Alex-skill-outage-June-17-2

AWS Lambda and Alexa Skill Outage, A Lesson for Developers

On Thursday evening, the AWS Lambda in US-EAST-1 that runs many US-based third-party Alexa skills was down. Alexa developer James Guinn who goes by guinnjl in a developer Slack group was one of the first to notice the outage.

Alexa Skills Not Working

Mark Tucker, another Alexa developer, checked and confirmed that there was not a reported AWS outage at that time. Alexa developer and Smart Home consultant Andrea Bianco was able to confirm an AWS CloudWatch notification that shows a Lambda operational issue in US-EAST-1 starting at 9:07 PM EST and still active 20 minutes later.

Guinn, Tucker and Bianco weren’t the only people to notice. A short time later, Bart Dorsey took to Twitter to mention that Alexa had an issue, but indicated his Apple Homekit apps for the same home automation services were working. Derek Daczewitz made the prescient comment about applications that rely on Lambdas a few minutes afterward. And, several hours later, the Twitter account Robot Taylor mentioned an IoT-focused Facebook group was “freaking out.”

Alexa Developer Nick Schwab is known for some of the most popular Alexa skills such as Ocean Sounds and Thunderstorm Sounds. He noted that after he submitted a support ticket, Amazon did put up a notification for users in the skill store.

Mr. Tucker later confirmed in a LinkedIn post the next day that an AWS notification suggested the Lambdas used for many third-party Alexa skills were down for nine hours.

Is Your Alexa Skill Solely Dependent On AWS US-EAST-1?

Native Alexa skills such as setting timers and alarms appeared to be unaffected. Many third-party skills were. It could be that AWS Lambdas for native Alexa skills are hosted AWS US-WEST-2 or have automatic disaster recovery (DR) failover configured whereas many third party skills do not have DR and are hosted in AWS US-EAST-1 only. US-EAST-1 was also the epicenter of a significant AWS S3 storage outage in February that lasted about 4.5 hours.

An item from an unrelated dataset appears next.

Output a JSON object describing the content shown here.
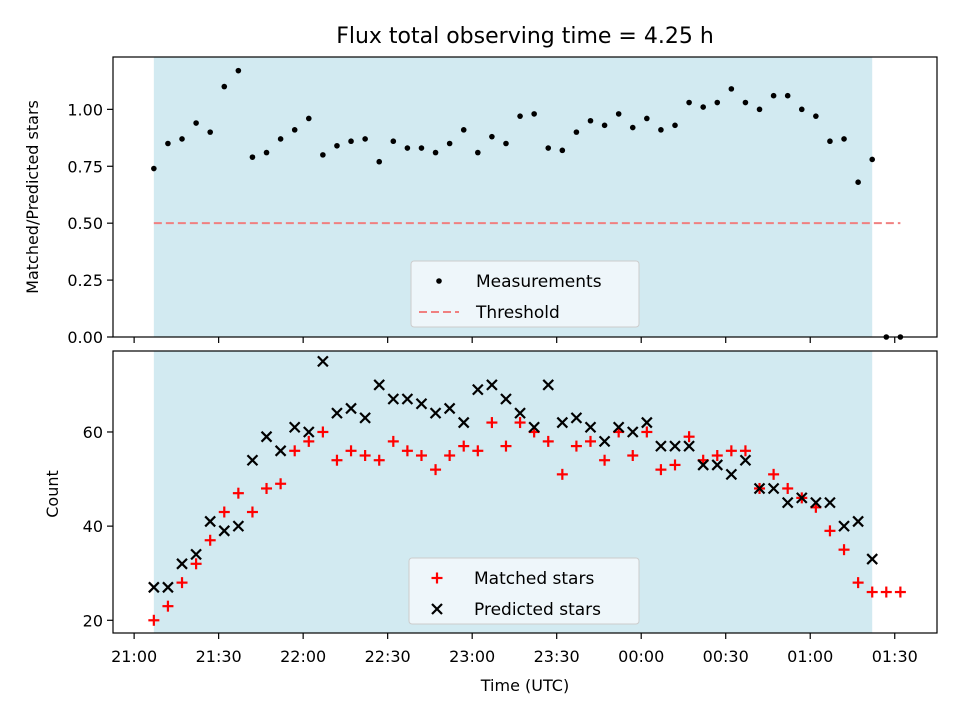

What is the Lesson for Alexa Devs?

But what is the larger lesson here? John Kelvie, CEO of voice application software tools provider Bespoken, said that few people are thinking about load balancing or DR for their Alexa skills.

The outage this week with Lambdas in the US-East region affected many skill providers. Lambdas are the most popular way to deploy Alexa Skills, and are generally reliable. But no system is fool-proof. High Availability is not yet a top priority for most skill devs, and understandably so. But as more skills transition from experiments to mission-critical, all the typical monitoring, scalability and availability concerns will come into play.

This incident could start changing developer priorities. The AWS S3 outage certainly awakened several companies and consumers to the issue of relying on a single hosting geography. The Seattle Time reported on that outage with a quote from Forrester analyst Dave Bartoletti, “[Companies] started treating this like dial tone, and then it goes away.” The same disposition is likely the norm for the Lambdas used to host Alexa skills.

We are moving past a time when most skills are games or hobbies for developers. Some home automation users realized that they didn’t have an easy fall-back solution to turn on their lights if their Alexa skills failed. Media companies that miss out on user sessions or companies facing downtime for mission critical business applications should start looking at this market the way they do for other application categories. Bespoken’s Kelvie says that beyond high availability architectures, Alexa skill developers also need production quality monitoring and logging tools.

At Bespoken, our logging tools help to identify these issues. Our new monitoring tools, officially available this week, will pro-actively alert developers when there is a problem. We saw this outage in real-time in our internally deployed beta dashboard.

Despite the Long Outage, Few Social Media Complaints

The outage was not a big surprise. Systems go down. Developers need to account for that in their cloud hosting strategies. What was surprising is how few complaints showed up on social media. There appeared to be no complaints on Reddit and only a few Tweets mentioning the issues. Is this good or bad? There has been no significant negative PR fallout for Amazon or Alexa skill developers. That would seem to be good news.

However, a recent Edison Research survey suggested that more than 42% of Amazon Echo owners consider the devices, “essential to their everyday lives.” If they were “essential,” wouldn’t you expect more outrage over the outage? It could be that the devices are used more frequently early in the day and that an evening outage that impacts only a subset of skills and is addressed overnight doesn’t severely inconvenience users. That will likely change as more Alexa skills that are truly mission critical get deployed in the coming months. High volume social media outrage during future outage will tell us that Alexa is truly essential. Expect that to come relatively soon.